張伯堯感受著自己越來越好的身體,心情也好了許多,心中那殺死方遠的念頭也就暫且放下了。
至於和方遠說的這麽清楚,卻也不是他非要和敵人這麽坦坦蕩蕩。雖然他也可以冒認自己是“普天間”的人,但是“普天間”明顯又是一個不輸於任何家族的龐大勢力,以後被人知道了,張伯堯難免要兩面受敵。
既然可以預想到這樣的後果,張伯堯自然不會因為一時的事情就卷入到兩大勢力鬥爭的漩渦之中去。
方遠盯著他:“你這話說的有什麽意思?難道你否認就不是了?”
張伯堯看著他:“我有必要騙你嗎?”
方遠有些驚疑不定:“你難道真不是‘普天間’的人?”
張伯堯才要回答, 那當裁判的體育老師已經吆喝著小跑了過來:“你們剛才是……怎麽回事?”
他雖然也看見了剛才那一幕,但是終究有些懷疑是自己的幻覺,又或者只是巧合。
一個人跌出去幾米遠,他不是沒有見過,但是一拳打爆籃球,還把人手上的骨頭都打出來……是自己看錯了吧?又或者是籃球正好爆了,發生了巧合的事故?
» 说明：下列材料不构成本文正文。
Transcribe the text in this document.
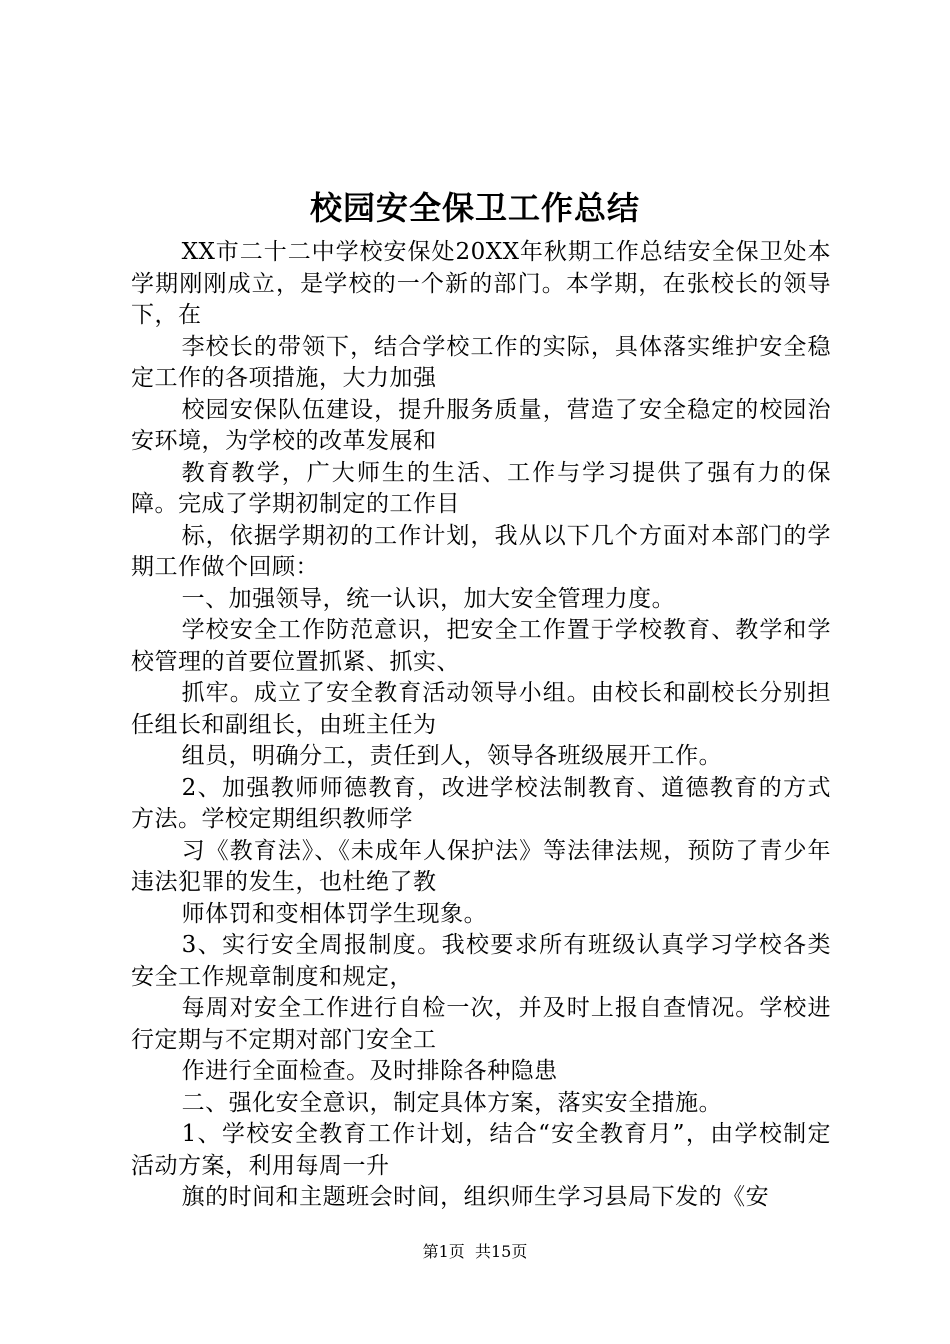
校园安全保卫工作总结

XX市二十二中学校安保处20XX年秋期工作总结安全保卫处本学期刚刚成立，是学校的一个新的部门。本学期，在张校长的领导下，在

李校长的带领下，结合学校工作的实际，具体落实维护安全稳定工作的各项措施，大力加强

校园安保队伍建设，提升服务质量，营造了安全稳定的校园治安环境，为学校的改革发展和

教育教学，广大师生的生活、工作与学习提供了强有力的保障。完成了学期初制定的工作目

标，依据学期初的工作计划，我从以下几个方面对本部门的学期工作做个回顾：

一、加强领导，统一认识，加大安全管理力度。

学校安全工作防范意识，把安全工作置于学校教育、教学和学校管理的首要位置抓紧、抓实、

抓牢。成立了安全教育活动领导小组。由校长和副校长分别担任组长和副组长，由班主任为

组员，明确分工，责任到人，领导各班级展开工作。

2、加强教师师德教育，改进学校法制教育、道德教育的方式方法。学校定期组织教师学

习《教育法》、《未成年人保护法》等法律法规，预防了青少年违法犯罪的发生，也杜绝了教

师体罚和变相体罚学生现象。

3、实行安全周报制度。我校要求所有班级认真学习学校各类安全工作规章制度和规定，

每周对安全工作进行自检一次，并及时上报自查情况。学校进行定期与不定期对部门安全工

作进行全面检查。及时排除各种隐患

二、强化安全意识，制定具体方案，落实安全措施。

1、学校安全教育工作计划，结合“安全教育月”，由学校制定活动方案，利用每周一升

旗的时间和主题班会时间，组织师生学习县局下发的《安

第1页 共15页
張伯堯看向了方遠,方遠也知道不是說話的時候,點了一下頭,直接朝著外面走去。
“喂……你等一等……”那個體育老師說道。
“等什麽?我又不是你們學校的學生,管我?食屎呀你!”方遠捂著自己右手臂,帶著玩世不恭的笑容向外走去。
體育老師惱火地看著他:“小**?罵我?你全家都食屎!”
不過轉念一想,心內也輕松不少:幸好不是我們學校的學生受傷,這個小**就不用管他死活了。
看了一下四周圍觀的學生,體育老師叫道:“還有沒有願意上來的……”
“老師,不用比了,我們認輸。”沉寂了好一會兒的李默舉起了手來說道。
體育老師有些詫異,不過想想這場比賽已經見了血,拚搶的也太過激烈,再打下去未必是好事,也順勢答應下來。
吹了一聲哨子,比賽就此結束。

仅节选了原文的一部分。